McGlynn stands for as an American citizen. Mgr. Preston is an
aristocrat and the associate of aristocrats. Even converts to
the Catholic church who know Father Preston well have admitted
that the monsignor dearly loves the privileges which attach to
church dignitaries in Catholic countries, and is inclined to ape
the civil ceremonial of such communities in his intercourse with
his flock. Dr. McGlynn is poor, is of the poor and loves to
associate with the poor. He is in this respect the antithesis
of Mgr. Preston, and the latter is a confidential adviser of
Archbishop Corrigan.”
This article, more than anything else I've read, brings home to me the extent to which the rich manage even the Church for the benefit of the rich, to the detriment of the poor. When a priest who seeks to correct the unjust structures is deprived of his priesthood because he might upset the privileges of the rich, the country and the church are both in trouble.

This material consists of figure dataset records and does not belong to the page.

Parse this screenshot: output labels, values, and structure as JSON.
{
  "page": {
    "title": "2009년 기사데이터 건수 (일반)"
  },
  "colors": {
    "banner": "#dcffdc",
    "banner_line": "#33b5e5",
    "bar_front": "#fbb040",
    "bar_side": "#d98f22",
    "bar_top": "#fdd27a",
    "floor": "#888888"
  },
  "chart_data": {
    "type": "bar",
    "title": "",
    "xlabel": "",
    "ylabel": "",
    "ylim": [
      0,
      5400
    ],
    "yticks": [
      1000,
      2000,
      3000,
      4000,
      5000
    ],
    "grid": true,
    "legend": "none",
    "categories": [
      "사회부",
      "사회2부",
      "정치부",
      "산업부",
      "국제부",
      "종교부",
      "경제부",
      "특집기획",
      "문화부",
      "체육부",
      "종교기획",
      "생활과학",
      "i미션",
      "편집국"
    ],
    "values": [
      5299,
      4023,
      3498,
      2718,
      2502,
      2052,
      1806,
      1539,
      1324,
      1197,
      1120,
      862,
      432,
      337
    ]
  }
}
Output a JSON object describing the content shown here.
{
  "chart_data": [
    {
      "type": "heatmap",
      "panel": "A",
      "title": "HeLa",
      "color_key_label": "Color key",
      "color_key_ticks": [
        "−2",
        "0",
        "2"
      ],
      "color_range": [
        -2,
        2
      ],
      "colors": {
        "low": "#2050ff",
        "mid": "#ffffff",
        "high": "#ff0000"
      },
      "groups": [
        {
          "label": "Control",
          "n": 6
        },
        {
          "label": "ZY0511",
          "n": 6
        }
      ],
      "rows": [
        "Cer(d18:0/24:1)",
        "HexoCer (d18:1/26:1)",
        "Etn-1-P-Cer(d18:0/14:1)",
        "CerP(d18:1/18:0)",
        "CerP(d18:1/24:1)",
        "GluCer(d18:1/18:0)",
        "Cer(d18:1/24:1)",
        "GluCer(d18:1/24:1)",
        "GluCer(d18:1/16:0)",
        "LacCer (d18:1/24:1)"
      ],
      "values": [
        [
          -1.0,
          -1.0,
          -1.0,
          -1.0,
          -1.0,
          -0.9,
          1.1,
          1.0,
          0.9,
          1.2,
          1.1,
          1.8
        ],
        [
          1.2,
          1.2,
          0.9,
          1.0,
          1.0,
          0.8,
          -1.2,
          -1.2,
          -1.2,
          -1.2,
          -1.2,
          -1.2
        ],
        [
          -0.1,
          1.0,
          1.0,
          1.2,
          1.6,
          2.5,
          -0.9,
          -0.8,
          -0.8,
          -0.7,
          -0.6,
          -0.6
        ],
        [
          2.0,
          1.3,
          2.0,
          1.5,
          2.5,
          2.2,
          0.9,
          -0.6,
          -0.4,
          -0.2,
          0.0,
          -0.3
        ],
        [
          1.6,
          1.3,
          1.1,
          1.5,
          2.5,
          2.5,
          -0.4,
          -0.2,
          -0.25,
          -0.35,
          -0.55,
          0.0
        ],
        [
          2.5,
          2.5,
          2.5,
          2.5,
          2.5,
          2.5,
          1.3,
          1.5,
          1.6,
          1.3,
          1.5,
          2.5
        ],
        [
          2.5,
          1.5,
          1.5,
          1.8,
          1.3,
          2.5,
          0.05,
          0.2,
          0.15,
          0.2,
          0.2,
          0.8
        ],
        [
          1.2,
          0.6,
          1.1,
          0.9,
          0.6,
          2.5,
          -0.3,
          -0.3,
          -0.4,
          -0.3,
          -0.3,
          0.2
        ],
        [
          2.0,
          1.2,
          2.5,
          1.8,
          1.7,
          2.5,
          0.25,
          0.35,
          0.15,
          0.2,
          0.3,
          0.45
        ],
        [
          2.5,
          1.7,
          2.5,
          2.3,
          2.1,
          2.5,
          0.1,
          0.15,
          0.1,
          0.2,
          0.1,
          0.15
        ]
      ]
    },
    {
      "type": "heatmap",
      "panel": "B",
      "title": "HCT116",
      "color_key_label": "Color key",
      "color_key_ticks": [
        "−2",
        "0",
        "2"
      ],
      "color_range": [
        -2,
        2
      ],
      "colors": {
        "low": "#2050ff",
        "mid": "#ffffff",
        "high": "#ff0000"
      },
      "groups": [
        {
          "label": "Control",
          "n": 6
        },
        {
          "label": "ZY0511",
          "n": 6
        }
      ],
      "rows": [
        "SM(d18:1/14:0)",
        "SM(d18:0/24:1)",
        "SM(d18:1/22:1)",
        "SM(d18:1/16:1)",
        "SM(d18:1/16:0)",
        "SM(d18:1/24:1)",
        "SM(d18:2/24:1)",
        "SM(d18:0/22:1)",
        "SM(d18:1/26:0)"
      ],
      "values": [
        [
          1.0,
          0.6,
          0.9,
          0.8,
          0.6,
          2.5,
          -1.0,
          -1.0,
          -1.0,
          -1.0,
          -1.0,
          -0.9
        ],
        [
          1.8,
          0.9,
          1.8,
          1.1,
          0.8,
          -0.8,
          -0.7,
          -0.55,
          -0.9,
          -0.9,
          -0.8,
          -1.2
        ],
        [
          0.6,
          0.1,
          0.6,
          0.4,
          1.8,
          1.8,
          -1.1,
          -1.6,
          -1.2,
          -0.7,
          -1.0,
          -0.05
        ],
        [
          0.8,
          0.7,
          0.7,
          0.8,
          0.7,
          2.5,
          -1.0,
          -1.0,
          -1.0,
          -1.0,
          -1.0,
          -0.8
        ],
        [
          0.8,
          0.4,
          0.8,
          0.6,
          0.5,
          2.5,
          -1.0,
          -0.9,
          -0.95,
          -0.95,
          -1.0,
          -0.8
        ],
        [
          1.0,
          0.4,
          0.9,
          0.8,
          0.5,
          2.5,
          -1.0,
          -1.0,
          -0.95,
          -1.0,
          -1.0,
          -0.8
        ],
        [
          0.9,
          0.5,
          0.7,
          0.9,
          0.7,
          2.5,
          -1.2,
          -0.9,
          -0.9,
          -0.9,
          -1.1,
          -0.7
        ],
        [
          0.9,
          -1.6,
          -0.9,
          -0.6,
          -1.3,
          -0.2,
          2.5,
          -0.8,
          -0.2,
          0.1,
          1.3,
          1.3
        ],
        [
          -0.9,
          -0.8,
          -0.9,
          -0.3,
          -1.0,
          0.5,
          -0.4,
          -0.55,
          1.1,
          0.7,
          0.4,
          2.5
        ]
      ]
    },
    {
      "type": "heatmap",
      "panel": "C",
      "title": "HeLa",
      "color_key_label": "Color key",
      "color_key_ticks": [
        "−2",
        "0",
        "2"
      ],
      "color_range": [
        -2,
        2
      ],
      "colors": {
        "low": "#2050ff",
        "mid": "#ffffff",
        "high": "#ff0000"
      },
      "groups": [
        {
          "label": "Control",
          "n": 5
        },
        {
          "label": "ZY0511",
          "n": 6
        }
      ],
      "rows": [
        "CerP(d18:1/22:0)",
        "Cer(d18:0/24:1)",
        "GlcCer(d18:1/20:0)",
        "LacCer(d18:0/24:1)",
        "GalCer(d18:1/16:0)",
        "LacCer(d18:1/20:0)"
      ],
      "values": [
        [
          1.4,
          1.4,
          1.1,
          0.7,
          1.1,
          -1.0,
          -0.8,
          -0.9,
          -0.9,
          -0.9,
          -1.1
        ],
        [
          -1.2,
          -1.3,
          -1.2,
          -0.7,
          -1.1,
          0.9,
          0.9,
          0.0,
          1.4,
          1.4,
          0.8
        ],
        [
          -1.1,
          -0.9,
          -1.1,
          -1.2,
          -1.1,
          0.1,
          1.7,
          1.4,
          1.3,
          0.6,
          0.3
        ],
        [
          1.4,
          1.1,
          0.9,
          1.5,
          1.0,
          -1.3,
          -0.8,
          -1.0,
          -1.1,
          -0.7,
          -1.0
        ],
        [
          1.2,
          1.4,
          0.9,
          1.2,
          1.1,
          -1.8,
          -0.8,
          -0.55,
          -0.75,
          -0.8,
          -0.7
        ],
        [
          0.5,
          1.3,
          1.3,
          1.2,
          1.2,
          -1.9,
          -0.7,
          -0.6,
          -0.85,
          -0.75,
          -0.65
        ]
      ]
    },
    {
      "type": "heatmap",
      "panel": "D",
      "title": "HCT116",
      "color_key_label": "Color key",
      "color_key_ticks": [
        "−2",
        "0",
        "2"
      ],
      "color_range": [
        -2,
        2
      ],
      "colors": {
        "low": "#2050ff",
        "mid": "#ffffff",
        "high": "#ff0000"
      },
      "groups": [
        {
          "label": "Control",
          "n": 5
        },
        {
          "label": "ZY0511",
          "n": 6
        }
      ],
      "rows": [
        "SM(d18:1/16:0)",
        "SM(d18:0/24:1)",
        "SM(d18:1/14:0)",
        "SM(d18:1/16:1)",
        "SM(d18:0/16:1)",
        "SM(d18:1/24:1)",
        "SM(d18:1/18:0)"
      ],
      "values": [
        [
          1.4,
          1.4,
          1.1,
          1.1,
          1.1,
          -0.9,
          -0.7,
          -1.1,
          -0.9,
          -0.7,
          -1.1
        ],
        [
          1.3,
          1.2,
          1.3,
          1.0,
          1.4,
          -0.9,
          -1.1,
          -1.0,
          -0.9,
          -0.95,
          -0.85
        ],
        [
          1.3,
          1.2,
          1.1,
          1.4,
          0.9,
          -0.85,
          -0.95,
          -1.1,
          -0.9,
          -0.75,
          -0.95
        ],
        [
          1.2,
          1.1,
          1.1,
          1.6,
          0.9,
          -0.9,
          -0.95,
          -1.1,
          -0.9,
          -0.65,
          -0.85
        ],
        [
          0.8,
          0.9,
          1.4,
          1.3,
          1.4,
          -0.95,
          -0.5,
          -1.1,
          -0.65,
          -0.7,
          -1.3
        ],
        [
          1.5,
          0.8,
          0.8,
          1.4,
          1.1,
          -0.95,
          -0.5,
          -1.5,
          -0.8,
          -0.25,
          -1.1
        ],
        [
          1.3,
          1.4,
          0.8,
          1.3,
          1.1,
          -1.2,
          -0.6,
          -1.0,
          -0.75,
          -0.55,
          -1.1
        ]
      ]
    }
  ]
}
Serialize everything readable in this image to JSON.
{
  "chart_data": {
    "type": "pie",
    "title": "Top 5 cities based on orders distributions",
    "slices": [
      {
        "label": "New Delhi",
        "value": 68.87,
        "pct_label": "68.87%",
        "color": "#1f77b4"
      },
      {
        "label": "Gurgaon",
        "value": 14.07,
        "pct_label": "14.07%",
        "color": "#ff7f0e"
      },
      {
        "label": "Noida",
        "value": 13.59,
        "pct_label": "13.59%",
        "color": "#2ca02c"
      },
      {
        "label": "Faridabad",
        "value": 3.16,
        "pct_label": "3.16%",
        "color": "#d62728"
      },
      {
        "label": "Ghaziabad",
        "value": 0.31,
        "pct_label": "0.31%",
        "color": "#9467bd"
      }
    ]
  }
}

When churches benefit from contributions from wealthy contributors, they will tend to act to enforce the structures which enrich those wealthy contributors, rather than rocking the boat in any way. When economic structures funnel the community's wealth into a relative few pockets, the Church will tend to embrace those pockets, not challenge the structures. Money in elections is not the only corrupting force.